クラウドVPSにおけるVSFTPDによるFTPサーバー構築と設定

インフラ環境の準備

クラウドプロバイダのコンソールにアクセスし、仮想サーバー(軽量アプリケーションサーバーまたはVPS)をプロビジョニングします。FTP接続に使用するドメイン名は、必要に応じて別途取得しサーバーに紐付けてください。

VSFTPDのインストールとサービス状態確認

システムのパッケージキャッシュを更新した上で、FTPサーバーソフトウェアであるVSFTPDをインストールします。

sudo apt update && sudo apt install vsftpd -y

インストールが完了すればデーモンは自動起動します。以下のコマンドを実行し、21ポートが正常にLISTEN状態にあるか確認してください。

sudo ss -tuln | grep :21

出力に該当ポートが表示されない場合は、システムサービスを手動で起動します。

sudo systemctl start vsftpd

FTP専用アカウントとディレクトリ構成

セキュリティ分離の観点から、FTP接続に使用する専用ユーザを作成し、ホームディレクトリを制限します。

まず、FTPデータ格納用のベースパスを生成します。

sudo mkdir -p /srv/ftp_storage

専用アカウントを追加します。初期状態ではログインシェルを標準のbashとして設定します。

sudo useradd -d /srv/ftp_storage -s /bin/bash ftp_user

パスワードを定義し、PAM設定ファイルを削除します(VSFTPDの独自認証フローと競合する可能性があるため)。

sudo passwd ftp_user
sudo rm -f /etc/pam.d/vsftpd

SSHや端末からの直接ログインを拒否するため、ログインシェルを `/usr/sbin/nologin` に変更します。

sudo usermod -s /usr/sbin/nologin ftp_user

設定ファイルの調整

設定ファイル `/etc/vsftpd.conf` を編集します。既存設定をバックアップしたのち、以下のパラメータ群を適用してください。

# TCP接続の制御
listen=YES
listen_ipv6=NO

# ユーザ制限とセキュリティ基盤
chroot_local_user=YES
allow_writeable_chroot=YES
seccomp_sandbox=NO

# 許可リストによるアクセス管理
userlist_deny=NO
userlist_enable=YES
userlist_file=/etc/vsftpd.allowed_list

# ファイル書き込み制御
write_enable=YES

# パッシブモード(データ接続用)
pasv_enable=YES
pasv_min_port=49000
pasv_max_port=49010
pasv_address=YOUR_PUBLIC_IP
pasv_addr_resolve=YES
pasv_promiscuous=YES

※ `pasv_address` には、クラウドコンソールで確認したサーバーのグローバルIPアドレスを記述してください。

許可リスト登録とファイル権限付与

設定で指定した `vsftpd.allowed_list` ファイルを作成し、先ほど作成したアカウントを登録します。

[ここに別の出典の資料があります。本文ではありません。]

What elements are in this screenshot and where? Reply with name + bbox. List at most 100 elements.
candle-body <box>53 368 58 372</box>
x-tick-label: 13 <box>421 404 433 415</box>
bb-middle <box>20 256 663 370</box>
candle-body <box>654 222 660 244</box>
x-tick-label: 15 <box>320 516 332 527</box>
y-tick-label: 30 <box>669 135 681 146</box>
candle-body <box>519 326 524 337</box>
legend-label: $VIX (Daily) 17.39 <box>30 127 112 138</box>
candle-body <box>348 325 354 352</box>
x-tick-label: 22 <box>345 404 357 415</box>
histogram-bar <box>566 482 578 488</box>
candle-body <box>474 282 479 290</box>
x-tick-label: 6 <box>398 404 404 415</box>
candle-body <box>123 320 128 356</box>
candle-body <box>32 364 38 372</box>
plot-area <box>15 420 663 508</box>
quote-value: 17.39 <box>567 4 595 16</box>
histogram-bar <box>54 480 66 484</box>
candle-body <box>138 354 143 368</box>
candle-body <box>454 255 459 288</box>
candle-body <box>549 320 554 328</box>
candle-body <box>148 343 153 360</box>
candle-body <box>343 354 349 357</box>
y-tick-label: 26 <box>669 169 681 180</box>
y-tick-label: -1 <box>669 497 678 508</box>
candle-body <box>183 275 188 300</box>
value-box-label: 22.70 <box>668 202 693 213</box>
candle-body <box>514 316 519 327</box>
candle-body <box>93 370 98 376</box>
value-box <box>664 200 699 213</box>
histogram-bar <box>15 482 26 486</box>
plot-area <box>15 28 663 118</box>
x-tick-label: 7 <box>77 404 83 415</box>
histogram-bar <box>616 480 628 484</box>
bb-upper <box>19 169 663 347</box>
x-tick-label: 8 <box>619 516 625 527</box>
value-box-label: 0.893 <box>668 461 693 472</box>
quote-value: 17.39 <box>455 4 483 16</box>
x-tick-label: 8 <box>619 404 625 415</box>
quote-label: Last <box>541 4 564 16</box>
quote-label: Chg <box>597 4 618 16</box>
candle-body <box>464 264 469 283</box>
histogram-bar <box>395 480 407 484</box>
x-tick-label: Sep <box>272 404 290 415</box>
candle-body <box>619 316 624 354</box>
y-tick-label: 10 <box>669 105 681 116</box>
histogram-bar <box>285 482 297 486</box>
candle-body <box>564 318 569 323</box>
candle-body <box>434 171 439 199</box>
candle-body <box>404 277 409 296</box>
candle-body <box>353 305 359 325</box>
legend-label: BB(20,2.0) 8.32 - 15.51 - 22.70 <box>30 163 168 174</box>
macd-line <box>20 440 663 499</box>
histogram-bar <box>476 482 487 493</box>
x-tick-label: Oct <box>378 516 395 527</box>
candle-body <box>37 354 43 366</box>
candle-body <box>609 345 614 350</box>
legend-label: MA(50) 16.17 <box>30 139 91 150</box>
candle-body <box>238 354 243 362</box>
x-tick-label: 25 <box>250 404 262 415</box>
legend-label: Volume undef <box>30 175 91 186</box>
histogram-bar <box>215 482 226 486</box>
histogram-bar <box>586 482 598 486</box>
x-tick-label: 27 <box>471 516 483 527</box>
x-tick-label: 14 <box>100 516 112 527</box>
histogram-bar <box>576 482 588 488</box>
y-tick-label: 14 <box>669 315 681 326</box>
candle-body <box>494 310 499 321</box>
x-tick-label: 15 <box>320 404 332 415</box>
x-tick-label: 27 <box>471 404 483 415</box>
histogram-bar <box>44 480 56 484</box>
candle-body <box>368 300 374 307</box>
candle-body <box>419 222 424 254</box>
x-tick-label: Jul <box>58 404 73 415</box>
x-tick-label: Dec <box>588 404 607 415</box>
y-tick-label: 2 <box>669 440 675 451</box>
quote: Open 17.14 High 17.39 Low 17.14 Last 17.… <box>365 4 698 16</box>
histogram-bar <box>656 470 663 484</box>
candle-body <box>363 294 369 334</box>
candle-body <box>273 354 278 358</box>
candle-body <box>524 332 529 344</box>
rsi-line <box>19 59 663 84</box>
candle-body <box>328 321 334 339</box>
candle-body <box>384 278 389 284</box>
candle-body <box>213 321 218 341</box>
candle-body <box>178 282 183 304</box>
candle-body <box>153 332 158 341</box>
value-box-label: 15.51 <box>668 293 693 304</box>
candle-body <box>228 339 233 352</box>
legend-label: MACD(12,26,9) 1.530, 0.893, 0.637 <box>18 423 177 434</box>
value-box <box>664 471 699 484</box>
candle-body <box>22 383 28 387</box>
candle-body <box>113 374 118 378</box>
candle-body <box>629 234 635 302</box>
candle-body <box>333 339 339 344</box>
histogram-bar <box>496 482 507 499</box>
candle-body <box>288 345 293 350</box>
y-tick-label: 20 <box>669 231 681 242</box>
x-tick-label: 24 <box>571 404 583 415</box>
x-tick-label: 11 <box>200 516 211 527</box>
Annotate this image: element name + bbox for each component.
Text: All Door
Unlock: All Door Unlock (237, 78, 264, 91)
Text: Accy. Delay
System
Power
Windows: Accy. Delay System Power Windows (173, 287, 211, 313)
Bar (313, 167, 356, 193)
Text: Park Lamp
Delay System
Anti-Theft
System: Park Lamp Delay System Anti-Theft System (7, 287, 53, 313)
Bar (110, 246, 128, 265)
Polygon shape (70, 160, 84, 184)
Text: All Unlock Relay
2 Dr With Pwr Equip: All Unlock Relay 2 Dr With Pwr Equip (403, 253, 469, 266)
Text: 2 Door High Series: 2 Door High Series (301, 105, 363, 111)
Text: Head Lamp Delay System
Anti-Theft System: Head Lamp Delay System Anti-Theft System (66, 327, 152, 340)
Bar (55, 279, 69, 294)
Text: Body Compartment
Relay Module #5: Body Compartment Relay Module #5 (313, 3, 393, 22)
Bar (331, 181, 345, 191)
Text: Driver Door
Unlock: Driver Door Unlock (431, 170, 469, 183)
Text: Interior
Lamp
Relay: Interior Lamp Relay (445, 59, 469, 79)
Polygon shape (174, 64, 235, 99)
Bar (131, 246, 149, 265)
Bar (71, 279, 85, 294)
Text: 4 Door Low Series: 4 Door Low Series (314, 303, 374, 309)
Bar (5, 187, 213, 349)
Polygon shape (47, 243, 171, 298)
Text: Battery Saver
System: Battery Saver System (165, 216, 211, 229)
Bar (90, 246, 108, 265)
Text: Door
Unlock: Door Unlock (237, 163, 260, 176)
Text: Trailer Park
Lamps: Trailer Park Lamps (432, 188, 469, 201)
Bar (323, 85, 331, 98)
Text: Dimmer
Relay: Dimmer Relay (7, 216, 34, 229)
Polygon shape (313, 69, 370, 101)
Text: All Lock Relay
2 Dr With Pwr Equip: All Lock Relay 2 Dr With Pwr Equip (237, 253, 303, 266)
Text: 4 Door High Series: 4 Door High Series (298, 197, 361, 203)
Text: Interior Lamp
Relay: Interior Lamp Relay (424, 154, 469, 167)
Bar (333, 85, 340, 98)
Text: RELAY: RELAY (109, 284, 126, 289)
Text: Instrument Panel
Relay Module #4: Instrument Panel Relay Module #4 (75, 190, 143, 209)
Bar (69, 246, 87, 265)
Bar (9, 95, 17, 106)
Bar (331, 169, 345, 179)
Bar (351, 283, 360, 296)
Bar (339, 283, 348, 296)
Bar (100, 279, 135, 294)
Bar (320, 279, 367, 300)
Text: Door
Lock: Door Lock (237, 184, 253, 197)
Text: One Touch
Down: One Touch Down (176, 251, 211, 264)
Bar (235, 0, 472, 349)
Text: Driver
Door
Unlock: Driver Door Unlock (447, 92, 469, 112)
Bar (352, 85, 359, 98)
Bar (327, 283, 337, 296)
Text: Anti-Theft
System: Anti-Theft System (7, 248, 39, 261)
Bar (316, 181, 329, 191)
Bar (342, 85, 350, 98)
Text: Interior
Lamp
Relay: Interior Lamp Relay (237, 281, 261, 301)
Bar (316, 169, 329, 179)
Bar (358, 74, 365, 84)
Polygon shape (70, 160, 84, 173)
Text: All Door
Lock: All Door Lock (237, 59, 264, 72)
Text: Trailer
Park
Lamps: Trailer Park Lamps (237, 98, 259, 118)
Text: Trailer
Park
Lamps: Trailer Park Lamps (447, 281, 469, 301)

echo "ftp_user" | sudo tee /etc/vsftpd.allowed_list > /dev/null
sudo chmod 644 /etc/vsftpd.allowed_list

FTPデータディレクトリの所有権を移動し、公開用サブフォルダを作成して書き込み権限を付与します。

sudo chown ftp_user:ftp_user /srv/ftp_storage
sudo chmod 755 /srv/ftp_storage
sudo mkdir /srv/ftp_storage/upload_area
sudo chmod 777 /srv/ftp_storage/upload_area

設定を反映させるため、VSFTPDサービスを一時的に再起動します。

sudo systemctl restart vsftpd

ネットワークファイアウォールと接続検証

クラウドプロバイダのセキュリティグループまたはコンソール設定にて、TCP 21番ポートおよび設定したパッシブポート範囲(49000-49010)のインバウンド許可ルールを追加してください。準備が整ったら、FileZillaやWinSCPなどのFTPクライアントから認証接続を試行します。

接続障害の事例と対応策

不可ルート化アドレスの返却エラー

クライアントが「サーバーから返されたIPアドレスがルーティングできない」と報告する場合、リスニング設定が競合している可能性があります。以下の設定を確認し、IPv6リスニングを無効化してください。

listen=YES
listen_ipv6=NO

パッシブモード接続時のセキュリティ拒否(425エラー)

ディレクトリリスト取得時に `425 Security: Bad IP connecting` が発生する場合は、IP検証処理が厳格になっているためです。以下のパラメータが設定ファイルに正記されているか確認し、サービス再起動後に再テストしてください。